A high-pressure reactor has the following particles placed in it sequentially along with a mineralizer and ammonia: niobium, tin, indium, platinum, tantalum, zirconium,

copper, iron, tungsten, chromium, molybdenum, hafnium, titanium, vanadium, cobalt, manganese, cerium, mercury, plutonium, gold, silver, iridium, palladium, yttrium, ruthenium, lanthanum, cerium, praseodymium, neodymium, promethium, samarium, europium, gadolinium, terbium, dysprosium, holmium, erbium, thulium, ytterbium, lutetium and nickel. The reactor is heated, and the ammonia is placed in supercritical state within the high-pressure reactor. The respective niobium nitride, tin nitride, indium nitride, platinum nitride, tantalum nitride, zirconium nitride, copper nitride, iron nitride, tungsten nitride, chromium nitride, molybdenum nitride, hafnium nitride, titanium nitride, vanadium nitride, cobalt nitride, manganese nitride, cerium nitride, mercury nitride, plutonium nitride, gold nitride, silver nitride, iridium nitride, palladium nitride, yttrium nitride, ruthenium nitride, lanthanum nitride, cerium nitride, praseodymium nitride, neodymium nitride, promethium nitride, samarium nitride, europium nitride, gadolinium nitride, terbium nitride, dysprosium nitride, holmium nitride, erbium nitride, thulium nitride, ytterbium nitride, lutetium nitride and nickel nitride nanoparticles are obtained. Desired phase such as Fei6N2 of iron nitride, which is useful for magnet applications, could be obtained by adjusting process temperature, pressure, time, etc.

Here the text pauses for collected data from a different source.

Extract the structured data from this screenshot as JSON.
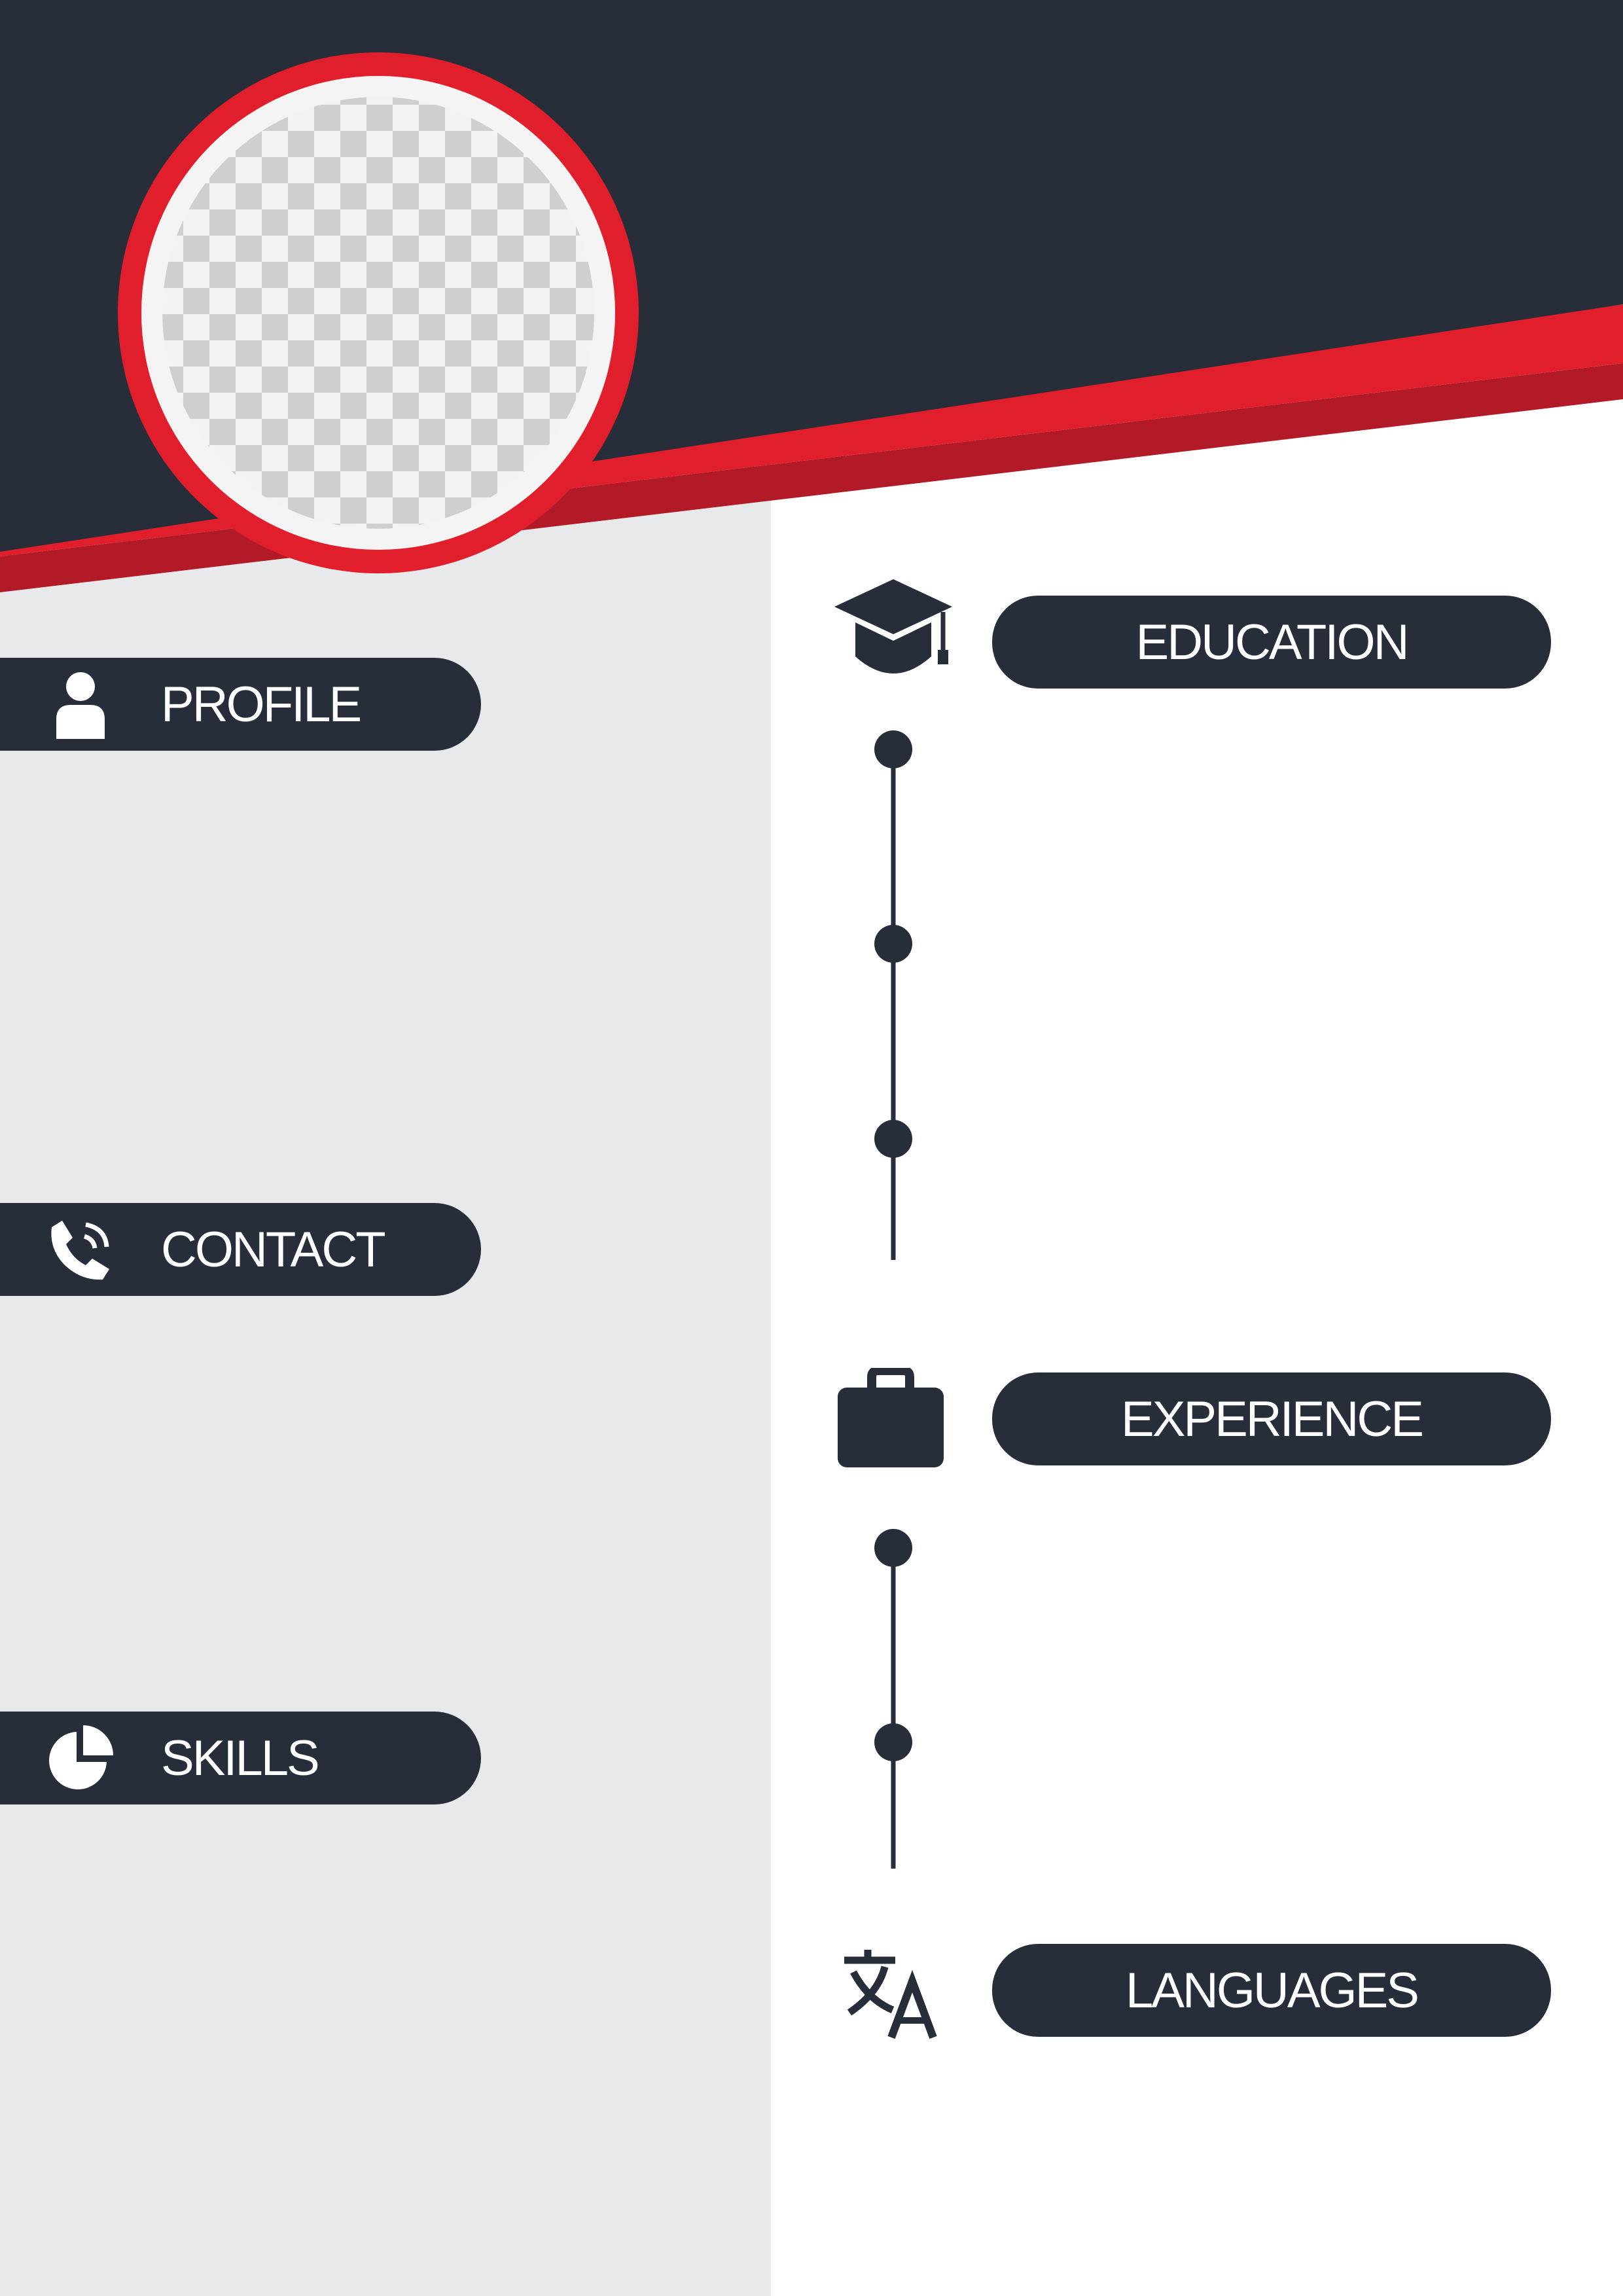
{
  "colors": {
    "header": "#272d39",
    "accent": "#e11f2c",
    "accent_dark": "#b11a26",
    "sidebar": "#e8e9eb",
    "page": "#ffffff",
    "text_on_dark": "#ffffff"
  },
  "photo": {
    "placeholder": "transparent-checkerboard"
  },
  "sidebar": {
    "sections": [
      {
        "label": "PROFILE",
        "icon": "person-icon"
      },
      {
        "label": "CONTACT",
        "icon": "phone-icon"
      },
      {
        "label": "SKILLS",
        "icon": "pie-chart-icon"
      }
    ]
  },
  "main": {
    "sections": [
      {
        "label": "EDUCATION",
        "icon": "graduation-cap-icon",
        "timeline_points": 3
      },
      {
        "label": "EXPERIENCE",
        "icon": "briefcase-icon",
        "timeline_points": 2
      },
      {
        "label": "LANGUAGES",
        "icon": "translate-icon",
        "timeline_points": 0
      }
    ]
  }
}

Advantages and Improvements

The present invention discloses a new method of producing transition metal nitride having one or more of the following advantages:

1) Highly cost-competitive due to closed reactor system.

2) Capable of forming nitride layer on surfaces of complicated structure due to high reactivity of supercritical ammonia.

3) Capable of forming nitride particles due to high reactivity of supercritical

ammonia.

4) Free from unfavorable impurities such as halogens.

5) Capable of selecting desired phase, particularly low-temperature phase, which is difficult to obtain in other high- temperature process.

References

All references discussed in the application are incorporated by reference herein,

[1] D. Choi, G.E. Blomgren, and P.N. Kumta, Advanced Materials 18 (2006) pp.1178.

Conclusion

This concludes the description of preferred embodiments of the invention. The following describes some alternative embodiments for accomplishing the present invention.

Although the examples describe a method of synthesizing vanadium nitride, molybdenum nitride and titanium nitride, other transition metal nitrides such as iron nitride, chromium nitride, scandium nitride, zirconium nitride can be synthesized with the same method. Also, alloy of transition metal nitrides can be synthesized with the same method.

Although the examples describe synthesis of foil of vanadium nitride, molybdenum nitride, and titanium nitride, other forms of transition metal nitrides such as nanocrystalline particles, microcrystalline particles, thin layers, and bulk single crystals can be produced with the same method.

Although the examples describe a synthesis method using Na as a mineralizer, other alkali metal, alkali earth metal or aluminum can be used as a mineralizer. Also, mixture of two or more mineralizers can be used.

Although the preferred embodiment describes a synthesis method in a specific temperature and pressure, other temperature and pressure setting can be used as long as the ammonia is in the supercritical condition.

Although the preferred embodiment describes a synthesis method using high-pressure reactor of a specific shape, other types of high-pressure reactor such as one with two lids, one with external high-pressure pump, one with high-pressure inlet port which enables constant feeding of source, mineralizer or ammonia can be used.

The method may be particularly useful in forming a nitride of a single transition metal (and particularly a relatively pure form of such a nitride) such as e.g. vanadium nitride, molybdenum nitride, titanium nitride, or iron nitride or an alloy of such nitrides rather than a nitride of a non-transition element and a transition metal element together as one compound.